You should really read about both these file formats. As swbarnes mentioned, FASTQ and GTF hold different kind of information. GTF stores the annotation of a reference sequence. For example a GTF for a genome sequence will have the information about the locations of features such as genes, transcripts, exons, start codon etc.
FASTQ stores the sequence of a read obtained from sequencing along with the quality scores corresponding to each position.
As mentioned by others, asking for interconversion of these file formats, makes no sense.
I guess what you are asking for is "
How to obtain novel annotations with a FASTQ file at hand?"
This also depends on what you want to annotate.

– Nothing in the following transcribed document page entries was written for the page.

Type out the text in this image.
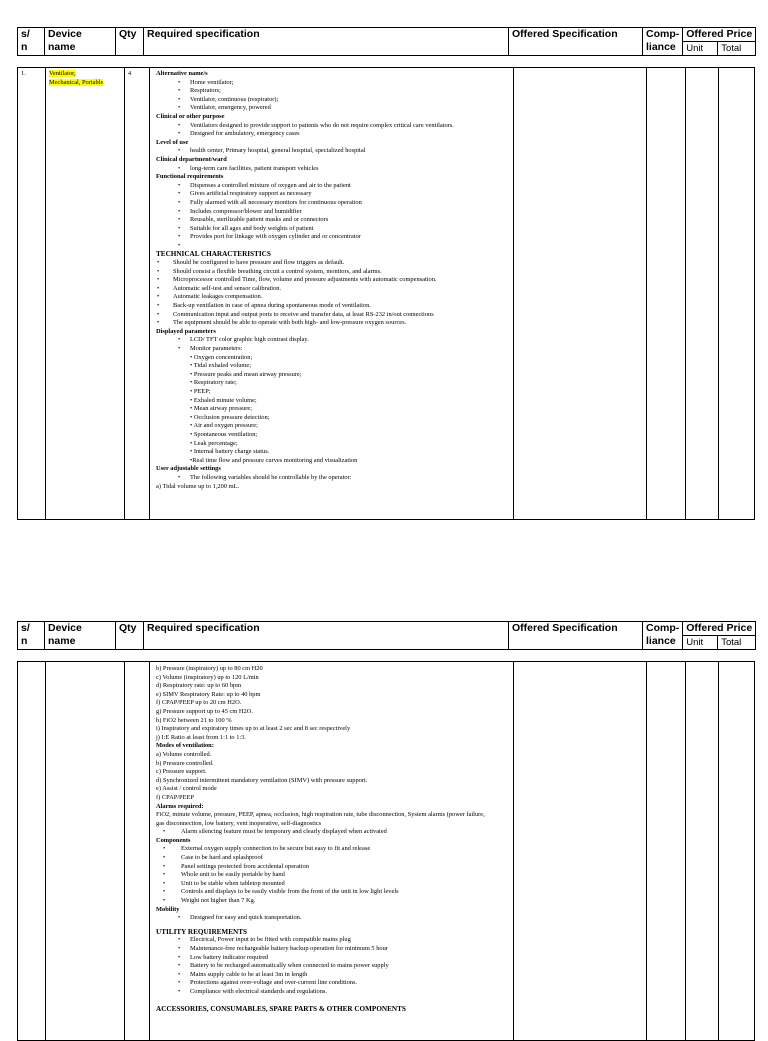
s/
n	Device name	Qty	Required specification	Offered Specification	Comp-
liance	Offered Price	
						Unit	Total
1.	Ventilator,
Mechanical, Portable	4	Alternative name/s
• Home ventilator;
• Respirators;
• Ventilator, continuous (respirator);
• Ventilator, emergency, powered
Clinical or other purpose
• Ventilators designed to provide support to patients who do not require complex critical care ventilators.
• Designed for ambulatory, emergency cases
Level of use
• health center, Primary hospital, general hospital, specialized hospital
Clinical department/ward
• long-term care facilities, patient transport vehicles
Functional requirements
• Dispenses a controlled mixture of oxygen and air to the patient
• Gives artificial respiratory support as necessary
• Fully alarmed with all necessary monitors for continuous operation
• Includes compressor/blower and humidifier
• Reusable, sterilizable patient masks and or connectors
• Suitable for all ages and body weights of patient
• Provides port for linkage with oxygen cylinder and or concentrator
•
TECHNICAL CHARACTERISTICS
• Should be configured to have pressure and flow triggers as default.
• Should consist a flexible breathing circuit a control system, monitors, and alarms.
• Microprocessor controlled Time, flow, volume and pressure adjustments with automatic compensation.
• Automatic self-test and sensor calibration.
• Automatic leakages compensation.
• Back-up ventilation in case of apnea during spontaneous mode of ventilation.
• Communication input and output ports to receive and transfer data, at least RS-232 in/out connections
• The equipment should be able to operate with both high- and low-pressure oxygen sources.
Displayed parameters
• LCD/ TFT color graphic high contrast display.
• Monitor parameters:
• Oxygen concentration;
• Tidal exhaled volume;
• Pressure peaks and mean airway pressure;
• Respiratory rate;
• PEEP;
• Exhaled minute volume;
• Mean airway pressure;
• Occlusion pressure detection;
• Air and oxygen pressure;
• Spontaneous ventilation;
• Leak percentage;
• Internal battery charge status.
•Real time flow and pressure curves monitoring and visualization
User adjustable settings
• The following variables should be controllable by the operator:
a) Tidal volume up to 1,200 mL.

s/
n	Device name	Qty	Required specification	Offered Specification	Comp-
liance	Offered Price	
						Unit	Total

b) Pressure (inspiratory) up to 80 cm H20
c) Volume (inspiratory) up to 120 L/min
d) Respiratory rate: up to 60 bpm
e) SIMV Respiratory Rate: up to 40 bpm
f) CPAP/PEEP up to 20 cm H2O.
g) Pressure support up to 45 cm H2O.
h) FiO2 between 21 to 100 %
i) Inspiratory and expiratory times up to at least 2 sec and 8 sec respectively
j) I:E Ratio at least from 1:1 to 1:3.
Modes of ventilation:
a) Volume controlled.
b) Pressure controlled.
c) Pressure support.
d) Synchronized intermittent mandatory ventilation (SIMV) with pressure support.
e) Assist / control mode
f) CPAP/PEEP
Alarms required:
FiO2, minute volume, pressure, PEEP, apnea, occlusion, high respiration rate, tube disconnection, System alarms (power failure, gas disconnection, low battery, vent inoperative, self-diagnostics
• Alarm silencing feature must be temporary and clearly displayed when activated
Components
• External oxygen supply connection to be secure but easy to fit and release
• Case to be hard and splashproof
• Panel settings protected from accidental operation
• Whole unit to be easily portable by hand
• Unit to be stable when tabletop mounted
• Controls and displays to be easily visible from the front of the unit in low light levels
• Weight not higher than 7 Kg.
Mobility
• Designed for easy and quick transportation.
UTILITY REQUIREMENTS
• Electrical, Power input to be fitted with compatible mains plug
• Maintenance-free rechargeable battery backup operation for minimum 5 hour
• Low battery indicator required
• Battery to be recharged automatically when connected to mains power supply
• Mains supply cable to be at least 3m in length
• Protections against over-voltage and over-current line conditions.
• Compliance with electrical standards and regulations.
ACCESSORIES, CONSUMABLES, SPARE PARTS & OTHER COMPONENTS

The sixth column in a GTF file refers to a score; you can assign expression values to different features. You can calculate expression using the read counts. If these are RNAseq reads then expression can be measured using packages like tophat-cufflinks, RNAstar or some others.
If you are doing ChIP-Seq then you can generate a GTF with a new feature called TFBS (transcription factor binding site) and annotate the locations. A popular package used for ChIP-Seq analysis is MACS, which takes your reads and outputs the TFBS in the form of a BED file which also stores co-ordinates. You can convert BED to GTF. You can also assign scores based on the read counts at different TFBS.
If you do not have a reference genome or if the annotation of the reference genome is incomplete, then you should first assemble your reads. If you have a reference genome then you can go for a reference guided assembly of the transcripts to obtain novel transcripts or splice variants; Cufflinks does this.
If you do not have a reference genome then you should go for de-novo assembly of your transcriptome and annotate the transcriptome for start codons or other features of processed transcripts. Velvet and Trinity are popular packages that do de-novo assembly.